Think Outside of the Box: Employee Benefits to Consider Offering

The labor market is challenging to recruit and retain quality employees so finding benefits that cause them to stay long term calls for a bit of creativity. While you should definitely pay your workers a fair wage, compensation isn’t the only thing that employees consider when deciding whether to accept your job offer or to stay with your company for the long run.

Below are some practices that various NALP members have implemented to deal with the competitive labor market.

Provide Better Work/Life Balance

Utopian Landscapes LLC, based in Harrisburg, Pennsylvania, decide to restructure their entire workweek by moving to a 4-10 schedule, which is four 10-hour workdays each week. The goal is to have Fridays off for a better work/life balance.

Founder Nikos Phelps says he gives his employees flexibility with the schedule and allows them to take ownership of it. Sometimes the team will collectively agree to take a four-day weekend by taking off Friday and Monday and working the remaining days.
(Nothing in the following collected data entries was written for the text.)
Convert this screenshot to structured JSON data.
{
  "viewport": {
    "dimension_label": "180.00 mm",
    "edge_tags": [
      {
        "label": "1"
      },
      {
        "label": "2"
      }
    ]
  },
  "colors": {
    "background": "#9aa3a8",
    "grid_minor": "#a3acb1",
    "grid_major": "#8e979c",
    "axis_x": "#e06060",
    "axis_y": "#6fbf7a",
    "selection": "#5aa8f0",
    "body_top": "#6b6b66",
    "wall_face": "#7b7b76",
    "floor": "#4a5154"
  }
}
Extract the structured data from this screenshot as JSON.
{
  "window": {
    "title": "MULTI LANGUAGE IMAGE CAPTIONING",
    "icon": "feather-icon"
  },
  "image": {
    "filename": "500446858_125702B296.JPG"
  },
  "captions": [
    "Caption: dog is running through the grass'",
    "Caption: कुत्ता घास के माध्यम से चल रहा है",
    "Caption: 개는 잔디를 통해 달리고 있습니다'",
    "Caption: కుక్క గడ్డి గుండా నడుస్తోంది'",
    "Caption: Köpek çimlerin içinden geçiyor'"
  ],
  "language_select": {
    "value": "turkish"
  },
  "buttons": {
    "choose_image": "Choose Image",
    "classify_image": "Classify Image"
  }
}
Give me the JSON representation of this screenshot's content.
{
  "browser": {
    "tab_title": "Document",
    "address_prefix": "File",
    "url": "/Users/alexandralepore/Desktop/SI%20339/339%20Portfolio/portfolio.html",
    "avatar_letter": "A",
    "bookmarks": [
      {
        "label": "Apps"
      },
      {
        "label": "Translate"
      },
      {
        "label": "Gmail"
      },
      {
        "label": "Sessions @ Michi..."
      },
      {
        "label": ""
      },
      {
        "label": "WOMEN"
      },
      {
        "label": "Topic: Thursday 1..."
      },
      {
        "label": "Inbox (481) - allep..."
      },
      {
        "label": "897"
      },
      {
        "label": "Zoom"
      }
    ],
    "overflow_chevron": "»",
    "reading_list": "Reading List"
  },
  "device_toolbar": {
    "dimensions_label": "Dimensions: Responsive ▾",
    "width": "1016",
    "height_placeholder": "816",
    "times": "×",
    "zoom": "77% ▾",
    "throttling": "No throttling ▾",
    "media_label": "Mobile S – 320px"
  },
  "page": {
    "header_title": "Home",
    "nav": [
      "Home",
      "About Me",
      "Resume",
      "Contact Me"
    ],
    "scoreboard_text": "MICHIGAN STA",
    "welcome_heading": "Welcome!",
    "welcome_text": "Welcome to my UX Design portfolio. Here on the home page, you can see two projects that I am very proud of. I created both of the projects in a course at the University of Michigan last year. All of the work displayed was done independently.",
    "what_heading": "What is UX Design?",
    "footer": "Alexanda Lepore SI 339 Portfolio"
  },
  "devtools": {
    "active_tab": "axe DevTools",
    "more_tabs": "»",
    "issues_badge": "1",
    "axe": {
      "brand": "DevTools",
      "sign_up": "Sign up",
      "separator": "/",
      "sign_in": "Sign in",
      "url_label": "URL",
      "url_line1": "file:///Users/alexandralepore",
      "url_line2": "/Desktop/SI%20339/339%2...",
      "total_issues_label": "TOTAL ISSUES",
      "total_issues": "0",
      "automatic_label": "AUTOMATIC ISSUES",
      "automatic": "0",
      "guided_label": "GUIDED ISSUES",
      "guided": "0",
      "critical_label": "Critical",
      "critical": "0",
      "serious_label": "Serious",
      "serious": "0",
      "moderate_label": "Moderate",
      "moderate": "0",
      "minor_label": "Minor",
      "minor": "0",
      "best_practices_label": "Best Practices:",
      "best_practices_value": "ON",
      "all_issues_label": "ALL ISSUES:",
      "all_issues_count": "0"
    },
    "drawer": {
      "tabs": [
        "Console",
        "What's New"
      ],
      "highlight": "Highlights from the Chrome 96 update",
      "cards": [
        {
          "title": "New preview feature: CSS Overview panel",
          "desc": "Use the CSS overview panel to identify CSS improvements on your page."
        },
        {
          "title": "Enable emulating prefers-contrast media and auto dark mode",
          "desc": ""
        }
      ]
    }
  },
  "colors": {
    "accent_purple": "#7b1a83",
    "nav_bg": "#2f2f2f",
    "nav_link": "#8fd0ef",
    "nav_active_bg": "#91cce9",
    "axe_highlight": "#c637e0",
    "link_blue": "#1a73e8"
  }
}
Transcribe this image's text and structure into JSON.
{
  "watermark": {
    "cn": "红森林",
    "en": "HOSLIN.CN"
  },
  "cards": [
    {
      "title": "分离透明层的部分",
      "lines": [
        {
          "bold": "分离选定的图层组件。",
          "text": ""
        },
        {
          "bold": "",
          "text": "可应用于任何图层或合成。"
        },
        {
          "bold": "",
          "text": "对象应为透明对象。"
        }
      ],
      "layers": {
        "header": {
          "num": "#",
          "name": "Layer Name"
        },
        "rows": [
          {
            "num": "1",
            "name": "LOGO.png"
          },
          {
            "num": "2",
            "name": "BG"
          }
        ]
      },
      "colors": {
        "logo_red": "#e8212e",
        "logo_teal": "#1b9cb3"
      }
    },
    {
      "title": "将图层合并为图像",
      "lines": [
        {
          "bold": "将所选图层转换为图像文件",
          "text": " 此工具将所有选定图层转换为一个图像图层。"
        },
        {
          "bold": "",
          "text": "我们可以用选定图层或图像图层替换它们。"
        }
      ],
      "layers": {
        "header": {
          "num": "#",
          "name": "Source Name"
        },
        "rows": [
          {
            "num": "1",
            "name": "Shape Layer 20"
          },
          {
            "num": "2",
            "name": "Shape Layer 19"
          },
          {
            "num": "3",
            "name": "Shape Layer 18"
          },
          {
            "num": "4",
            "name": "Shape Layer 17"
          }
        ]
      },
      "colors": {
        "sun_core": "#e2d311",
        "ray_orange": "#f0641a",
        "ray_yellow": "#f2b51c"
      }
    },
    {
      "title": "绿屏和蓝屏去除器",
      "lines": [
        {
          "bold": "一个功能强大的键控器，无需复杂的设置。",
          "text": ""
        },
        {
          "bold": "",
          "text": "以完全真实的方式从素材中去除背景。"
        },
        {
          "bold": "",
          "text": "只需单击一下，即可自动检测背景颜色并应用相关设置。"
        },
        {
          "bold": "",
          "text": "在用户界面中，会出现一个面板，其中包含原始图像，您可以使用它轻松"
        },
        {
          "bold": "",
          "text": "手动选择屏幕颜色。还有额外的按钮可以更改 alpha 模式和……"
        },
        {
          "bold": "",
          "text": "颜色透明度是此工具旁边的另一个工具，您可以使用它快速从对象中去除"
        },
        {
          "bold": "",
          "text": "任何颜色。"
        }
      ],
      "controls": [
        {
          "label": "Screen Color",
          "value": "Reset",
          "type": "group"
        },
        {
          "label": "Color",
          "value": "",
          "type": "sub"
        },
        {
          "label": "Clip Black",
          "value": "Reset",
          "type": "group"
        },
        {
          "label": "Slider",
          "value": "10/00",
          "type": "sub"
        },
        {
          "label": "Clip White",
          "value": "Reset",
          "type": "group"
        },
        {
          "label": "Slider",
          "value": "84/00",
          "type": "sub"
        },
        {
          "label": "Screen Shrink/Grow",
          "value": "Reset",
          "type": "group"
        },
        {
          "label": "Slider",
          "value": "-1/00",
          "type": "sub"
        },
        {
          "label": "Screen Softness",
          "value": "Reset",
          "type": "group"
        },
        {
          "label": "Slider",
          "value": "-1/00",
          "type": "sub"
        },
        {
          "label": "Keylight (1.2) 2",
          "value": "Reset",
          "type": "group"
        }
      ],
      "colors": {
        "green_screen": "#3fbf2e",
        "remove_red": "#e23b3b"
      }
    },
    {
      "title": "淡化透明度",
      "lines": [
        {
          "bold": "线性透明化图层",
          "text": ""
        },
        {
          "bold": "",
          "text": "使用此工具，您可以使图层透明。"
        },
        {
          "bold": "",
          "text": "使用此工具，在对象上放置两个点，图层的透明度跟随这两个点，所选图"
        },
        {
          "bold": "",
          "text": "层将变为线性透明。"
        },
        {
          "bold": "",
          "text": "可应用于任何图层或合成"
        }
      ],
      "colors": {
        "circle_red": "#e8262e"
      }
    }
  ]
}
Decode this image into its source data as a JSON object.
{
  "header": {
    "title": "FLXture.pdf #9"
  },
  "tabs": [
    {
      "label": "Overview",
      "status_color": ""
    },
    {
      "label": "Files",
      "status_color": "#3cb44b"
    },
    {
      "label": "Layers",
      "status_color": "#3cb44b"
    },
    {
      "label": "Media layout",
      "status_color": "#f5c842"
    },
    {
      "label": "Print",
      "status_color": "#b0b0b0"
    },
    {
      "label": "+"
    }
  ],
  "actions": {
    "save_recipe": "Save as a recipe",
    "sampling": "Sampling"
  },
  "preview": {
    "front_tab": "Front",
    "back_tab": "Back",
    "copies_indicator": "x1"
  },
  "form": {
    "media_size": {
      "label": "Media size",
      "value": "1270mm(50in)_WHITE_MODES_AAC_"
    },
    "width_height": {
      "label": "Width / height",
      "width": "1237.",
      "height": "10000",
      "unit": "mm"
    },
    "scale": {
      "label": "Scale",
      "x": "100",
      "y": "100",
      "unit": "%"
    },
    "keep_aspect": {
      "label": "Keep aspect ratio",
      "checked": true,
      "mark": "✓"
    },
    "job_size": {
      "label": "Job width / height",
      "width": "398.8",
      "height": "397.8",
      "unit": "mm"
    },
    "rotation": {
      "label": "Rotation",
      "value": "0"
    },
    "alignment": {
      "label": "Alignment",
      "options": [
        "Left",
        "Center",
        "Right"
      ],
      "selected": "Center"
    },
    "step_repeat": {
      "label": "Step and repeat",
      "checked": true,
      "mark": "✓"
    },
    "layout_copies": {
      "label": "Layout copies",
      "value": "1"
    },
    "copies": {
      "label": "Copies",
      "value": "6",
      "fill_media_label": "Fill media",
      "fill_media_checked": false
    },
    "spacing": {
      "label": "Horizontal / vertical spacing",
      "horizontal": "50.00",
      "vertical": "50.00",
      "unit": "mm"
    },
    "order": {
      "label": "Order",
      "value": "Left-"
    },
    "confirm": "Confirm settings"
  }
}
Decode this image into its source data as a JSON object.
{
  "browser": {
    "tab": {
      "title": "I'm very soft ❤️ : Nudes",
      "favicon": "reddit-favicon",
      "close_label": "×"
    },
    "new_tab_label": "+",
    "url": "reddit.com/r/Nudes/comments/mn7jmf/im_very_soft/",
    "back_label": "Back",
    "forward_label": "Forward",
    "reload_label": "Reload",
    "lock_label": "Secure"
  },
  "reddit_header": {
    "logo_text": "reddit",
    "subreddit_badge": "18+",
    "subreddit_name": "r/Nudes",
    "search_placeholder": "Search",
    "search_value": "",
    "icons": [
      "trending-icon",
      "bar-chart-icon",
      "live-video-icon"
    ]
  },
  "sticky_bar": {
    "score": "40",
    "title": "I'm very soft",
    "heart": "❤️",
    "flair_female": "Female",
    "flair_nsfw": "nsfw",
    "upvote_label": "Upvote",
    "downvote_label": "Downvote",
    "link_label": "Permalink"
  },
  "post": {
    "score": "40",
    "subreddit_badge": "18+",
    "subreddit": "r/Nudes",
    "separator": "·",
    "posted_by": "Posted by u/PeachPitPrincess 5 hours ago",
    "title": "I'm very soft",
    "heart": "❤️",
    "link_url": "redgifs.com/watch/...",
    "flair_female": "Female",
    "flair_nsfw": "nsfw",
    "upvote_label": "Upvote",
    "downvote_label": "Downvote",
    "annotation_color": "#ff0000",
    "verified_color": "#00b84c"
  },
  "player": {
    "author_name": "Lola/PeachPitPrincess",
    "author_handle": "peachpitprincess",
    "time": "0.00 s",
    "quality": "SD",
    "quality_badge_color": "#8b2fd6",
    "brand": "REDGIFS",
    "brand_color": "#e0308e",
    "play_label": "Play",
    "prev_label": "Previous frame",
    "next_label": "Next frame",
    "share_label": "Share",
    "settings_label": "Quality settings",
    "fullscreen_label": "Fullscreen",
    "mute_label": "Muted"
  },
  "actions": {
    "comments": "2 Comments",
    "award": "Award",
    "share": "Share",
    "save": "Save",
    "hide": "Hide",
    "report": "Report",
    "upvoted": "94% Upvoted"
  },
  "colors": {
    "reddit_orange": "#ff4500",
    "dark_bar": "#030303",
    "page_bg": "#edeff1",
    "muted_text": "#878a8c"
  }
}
Now if I ask myself, ‘Is this a place I would want to work?’ the answer has changed to ‘Yes,’” Phelps says. “Employees are the backbone of our industry and if we treat them well, we can start to change the stigma that surrounds landscaping. We don’t want a job to consume people. We want them to be happy and able to pursue their passions outside of work. I can’t speak for everyone, but it has really made a world of difference to the culture of our company.”

Consider Profit Sharing

“Instead of having to continually dole out wage increases — something that sticks with you forever — we are looking at incentivizing employees through profit-sharing,” says Rob Munn, president of English Garden Care, Inc., based in Rancho Cordova, California. “If profits are beyond our expectations, we can potentially provide some of the additional income to our people. And, we find that the best way to attract people at this point is benefits. I can’t afford to pay more for an entry-level worker, so we offer insurance, vacation and sick time for everyone.”

Create a Visible Career Ladder

No one wants to work at a company where they know there is no room to grow and improve. Take care to create a career ladder with pathways to different positions and list the steps needed to get there. “If you aren’t trying to help your people become more than they are — and that’s something that they want — they are going to leave,” says Eric Chester, author of Fully Staffed. “You can’t just hire people and leave them to stay in their roles forever. Your business will become stagnant and good people will leave. They want to do more. They want growth opportunities and if you aren’t providing them, they’ll find them somewhere else.”

Offer Strong Onboarding

An often-overlooked area to improve is onboarding. When a new employee doesn’t feel properly trained and integrated into the company, they aren’t often inclined to stay for long.

“New employees are graded on experience and knowledge and trained before joining a crew,” says H. Jaclyn Ishimaru-Gachina, president and CEO of Gachina Landscape Management, based in Menlo Park, California. “This way a new employee is joined by other new employees to form a team that experiences onboarding together; they are in it together. Best practices are trained consistently throughout the company. The new employee doesn’t join a field crew until they are competent. This program has also afforded a new job opportunity for crew leaders and has greatly reduced turnover.”